This paper specifically addresses the problem of "feature map redundancy."

Defining the Problem

Feature maps in convolutional networks typically contain a lot of redundant information, which consumes computational resources and adversely affects the network's performance.

The image above is a simple example showing that some areas of the feature map are repetitive, which might not significantly contribute to the network's performance.

Solving the Problem

Generally, there are two common approaches: model compression and making the model more compact.

Model Architecture

In GhostNet, the authors proposed a new model architecture, as shown above.

Unlike typical convolutional networks, the GhostNet module operates in two steps:

1. First, a convolution operation is used to compress the input feature map, obtaining a "base feature map" A.
2. Then, linear operations are applied to each channel of the base feature map A to generate "ghost feature maps" B.

Finally, the base feature map A and the ghost feature maps B are concatenated to obtain the final feature map.

These linear operations are much simpler than convolution operations, significantly reducing the computational load of GhostNet.

tip

The "Cheap" linear operation of each channel mentioned in the paper is actually grouped convolution. This method can reduce the amount of calculation and improve efficiency.

Module Configuration

• Ghost Bottlenecks

  Leveraging the advantages of the ghost module, the authors introduced ghost bottlenecks (G-bnecks) designed specifically for small CNNs. This design is similar to the basic residual blocks in ResNet, combining multiple convolution layers and shortcuts.

  The ghost bottleneck primarily consists of two stacked ghost modules. The first ghost module acts as an expansion layer, increasing the number of channels, with the expansion ratio defined as the ratio of the output channels to the input channels. The second ghost module reduces the number of channels to match the shortcut path and connects the input and output of these two ghost modules through a shortcut.

  Batch normalization (BN) and ReLU non-linearity are applied to each layer. Additionally, following MobileNetV2's suggestion, ReLU is not used after the second ghost module.

• GhostNet

  Based on ghost bottlenecks, the authors proposed GhostNet.

  This architecture generally follows the design of MobileNetV3, replacing its bottleneck blocks with ghost bottlenecks. GhostNet mainly consists of a series of ghost bottlenecks, starting with a standard convolution layer with 16 filters, followed by a series of ghost bottlenecks with gradually increasing channels. These ghost bottlenecks are divided into different stages based on the size of the input feature maps.

  Except for the last bottleneck of each stage, which has a stride of 2, all other bottlenecks have a stride of 1. Finally, the feature map is converted to a 1280-dimensional feature vector for final classification through global average pooling and a convolution layer.

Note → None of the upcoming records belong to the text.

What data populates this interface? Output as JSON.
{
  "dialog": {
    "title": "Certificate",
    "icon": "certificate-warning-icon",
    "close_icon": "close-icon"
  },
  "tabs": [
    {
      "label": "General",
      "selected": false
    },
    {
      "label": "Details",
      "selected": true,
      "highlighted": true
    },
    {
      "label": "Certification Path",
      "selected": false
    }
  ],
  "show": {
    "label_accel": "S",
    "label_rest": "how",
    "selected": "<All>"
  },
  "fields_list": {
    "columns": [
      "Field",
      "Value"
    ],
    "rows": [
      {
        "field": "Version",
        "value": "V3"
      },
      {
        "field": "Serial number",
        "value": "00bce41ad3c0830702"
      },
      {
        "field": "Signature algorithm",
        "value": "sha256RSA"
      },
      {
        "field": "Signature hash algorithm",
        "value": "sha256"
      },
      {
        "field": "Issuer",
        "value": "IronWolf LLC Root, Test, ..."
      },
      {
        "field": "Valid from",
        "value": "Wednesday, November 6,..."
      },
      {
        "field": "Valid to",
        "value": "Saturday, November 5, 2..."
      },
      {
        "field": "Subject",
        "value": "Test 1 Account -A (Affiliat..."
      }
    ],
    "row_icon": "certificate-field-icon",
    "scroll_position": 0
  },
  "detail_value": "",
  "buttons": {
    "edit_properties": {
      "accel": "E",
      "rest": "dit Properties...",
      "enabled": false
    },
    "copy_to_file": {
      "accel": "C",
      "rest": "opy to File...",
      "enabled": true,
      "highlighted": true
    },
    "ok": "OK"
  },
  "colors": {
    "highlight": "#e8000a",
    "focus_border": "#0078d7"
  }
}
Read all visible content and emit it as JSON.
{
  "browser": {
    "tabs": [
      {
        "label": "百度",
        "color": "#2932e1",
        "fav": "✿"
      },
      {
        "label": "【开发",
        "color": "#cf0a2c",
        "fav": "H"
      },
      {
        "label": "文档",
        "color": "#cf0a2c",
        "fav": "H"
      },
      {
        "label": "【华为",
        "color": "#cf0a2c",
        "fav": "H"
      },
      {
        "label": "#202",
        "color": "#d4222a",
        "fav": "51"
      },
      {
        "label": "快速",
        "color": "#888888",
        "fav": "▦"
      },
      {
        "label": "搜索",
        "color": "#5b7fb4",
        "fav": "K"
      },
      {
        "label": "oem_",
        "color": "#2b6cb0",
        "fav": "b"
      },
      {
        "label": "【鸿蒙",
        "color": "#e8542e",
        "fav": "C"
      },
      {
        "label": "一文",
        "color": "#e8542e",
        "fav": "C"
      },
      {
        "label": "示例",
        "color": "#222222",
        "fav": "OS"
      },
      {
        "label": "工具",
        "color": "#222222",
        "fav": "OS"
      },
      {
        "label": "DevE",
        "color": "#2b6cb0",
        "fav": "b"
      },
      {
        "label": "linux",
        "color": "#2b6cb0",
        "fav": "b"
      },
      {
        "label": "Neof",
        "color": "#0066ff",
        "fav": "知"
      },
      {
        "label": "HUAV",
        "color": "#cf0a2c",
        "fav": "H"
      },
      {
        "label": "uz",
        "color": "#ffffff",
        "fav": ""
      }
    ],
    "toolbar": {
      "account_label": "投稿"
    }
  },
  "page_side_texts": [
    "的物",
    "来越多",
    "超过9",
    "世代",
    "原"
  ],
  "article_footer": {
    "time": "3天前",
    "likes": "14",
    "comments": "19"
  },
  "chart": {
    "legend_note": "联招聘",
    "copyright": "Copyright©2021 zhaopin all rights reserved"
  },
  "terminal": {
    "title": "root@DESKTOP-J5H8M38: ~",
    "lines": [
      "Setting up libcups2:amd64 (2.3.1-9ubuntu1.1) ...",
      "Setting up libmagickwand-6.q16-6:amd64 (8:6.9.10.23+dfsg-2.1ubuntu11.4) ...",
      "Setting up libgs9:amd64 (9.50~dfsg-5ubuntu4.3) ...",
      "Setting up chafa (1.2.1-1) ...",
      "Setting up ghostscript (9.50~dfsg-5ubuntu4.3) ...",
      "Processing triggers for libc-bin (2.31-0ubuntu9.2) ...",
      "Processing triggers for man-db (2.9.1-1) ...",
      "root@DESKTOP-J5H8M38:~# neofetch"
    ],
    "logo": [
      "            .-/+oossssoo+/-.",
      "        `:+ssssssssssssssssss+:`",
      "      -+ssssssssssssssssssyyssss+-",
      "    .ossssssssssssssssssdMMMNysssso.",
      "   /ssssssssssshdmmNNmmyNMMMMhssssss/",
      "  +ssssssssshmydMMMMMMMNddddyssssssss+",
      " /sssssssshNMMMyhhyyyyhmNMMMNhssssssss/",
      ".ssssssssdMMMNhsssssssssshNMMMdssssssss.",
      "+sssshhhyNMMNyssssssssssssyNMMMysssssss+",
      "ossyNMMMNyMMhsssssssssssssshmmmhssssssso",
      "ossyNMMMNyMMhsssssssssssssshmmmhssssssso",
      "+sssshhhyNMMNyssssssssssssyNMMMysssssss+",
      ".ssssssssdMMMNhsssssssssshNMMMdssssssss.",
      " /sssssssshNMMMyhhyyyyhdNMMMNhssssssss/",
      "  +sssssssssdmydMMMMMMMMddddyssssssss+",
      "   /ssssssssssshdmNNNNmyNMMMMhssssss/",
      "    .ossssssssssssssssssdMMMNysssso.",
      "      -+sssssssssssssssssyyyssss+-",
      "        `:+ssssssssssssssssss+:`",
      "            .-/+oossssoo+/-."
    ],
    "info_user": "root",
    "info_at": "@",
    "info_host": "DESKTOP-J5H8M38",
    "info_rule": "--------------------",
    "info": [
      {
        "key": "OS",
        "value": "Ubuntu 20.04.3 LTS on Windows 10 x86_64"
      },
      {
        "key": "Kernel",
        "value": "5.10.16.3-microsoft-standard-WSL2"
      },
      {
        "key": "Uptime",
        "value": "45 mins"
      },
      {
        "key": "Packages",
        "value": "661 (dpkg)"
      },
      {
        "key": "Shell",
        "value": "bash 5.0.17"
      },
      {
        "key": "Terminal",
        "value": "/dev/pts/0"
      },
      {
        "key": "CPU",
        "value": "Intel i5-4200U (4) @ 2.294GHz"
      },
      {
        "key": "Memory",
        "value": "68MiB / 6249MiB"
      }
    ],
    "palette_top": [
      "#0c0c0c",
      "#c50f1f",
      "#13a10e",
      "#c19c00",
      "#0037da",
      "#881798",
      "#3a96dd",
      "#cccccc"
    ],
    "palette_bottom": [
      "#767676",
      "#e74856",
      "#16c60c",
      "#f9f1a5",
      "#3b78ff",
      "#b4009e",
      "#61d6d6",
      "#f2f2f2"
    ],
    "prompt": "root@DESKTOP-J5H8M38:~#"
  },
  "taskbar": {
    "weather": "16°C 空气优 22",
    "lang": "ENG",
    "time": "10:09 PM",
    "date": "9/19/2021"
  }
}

  In some ghost bottlenecks, the residual layer also applies squeeze-and-excitation (SE) modules. Compared to MobileNetV3, GhostNet does not use hard activation functions (hard-swish) due to their higher latency.

• Width Multiplier:

  Although the basic architecture of GhostNet already provides low latency and high accuracy, in some cases, smaller, faster models or higher accuracy for specific tasks may be required.

  To meet different needs, the number of channels in each layer can be multiplied by a factor $\alpha$, known as the width multiplier. This uniformly changes the width of the entire network, controlling the model size and computational cost by approximately $\alpha$ squared.

  Generally, smaller $\alpha$ leads to lower latency and performance, while larger $\alpha$ improves performance. This design flexibility allows GhostNet to adapt to different application scenarios and requirements.

The final model configuration is shown in the table below:

Discussion

Performance on ImageNet

To verify the superiority of the proposed GhostNet, the authors conducted experiments on the ImageNet image classification task.

Following the training settings used in past literature, with an initial learning rate of 0.4 when the batch size is 1024 and trained on 8 GPUs. All results are reported using the top-1 accuracy on the ImageNet validation set with single-crop evaluation. For GhostNet, the kernel size in the primary convolution is set to k = 1, and parameters s = 2 and d = 3 are used in all ghost modules, which is a simple setup.

The authors selected several modern small network architectures as competitors, including the MobileNet series, ShuffleNet series, ProxylessNAS, FBNet, and MnasNet, with results summarized in the table above.

These models are divided into three computational complexity levels, typically suitable for mobile applications, i.e., around 50, 150, and 200-300 MFLOPs. From the results, it is evident that larger FLOPs generally lead to higher accuracy among these small networks, demonstrating their effectiveness. GhostNet consistently outperforms other competitors at various levels of computational complexity because GhostNet is more efficient in utilizing computational resources to generate feature maps.

Actual Inference Speed

Since the proposed GhostNet is designed for mobile applications, the authors further measured the actual inference speed of GhostNet on an ARM-based mobile phone using TFLite tools. In single-thread mode with a batch size of 1, they used common settings from the literature.

From the results below, it can be seen that GhostNet achieves approximately 0.5% higher top-1 accuracy than MobileNetV3 at the same latency, and GhostNet requires less runtime to achieve similar performance. For instance, GhostNet has only 40ms latency at 75.0% accuracy, whereas MobileNetV3 requires about 45ms to process an image at a similar accuracy level.

tip

In the paper, the test inference speed is based on ARM architecture mobile phones and tested with TF-Lite. In fact, the author did not mention which mobile phone to use. Based on our own experience, the same configuration and model will perform differently on different brands of mobile phones.

Therefore, we recommend that readers conduct their own experiments when using GhostNet to ensure that its inference speed meets their needs.

Conclusion

To reduce the computational cost of current deep neural networks, this paper proposes a novel ghost module for building efficient neural network architectures. This method is a plug-and-play module that can convert the original model into a compact model while maintaining comparable performance.

In the process of developing neural networks, the GhostNet architecture can be a viable option, especially in resource-constrained scenarios, potentially offering more possibilities.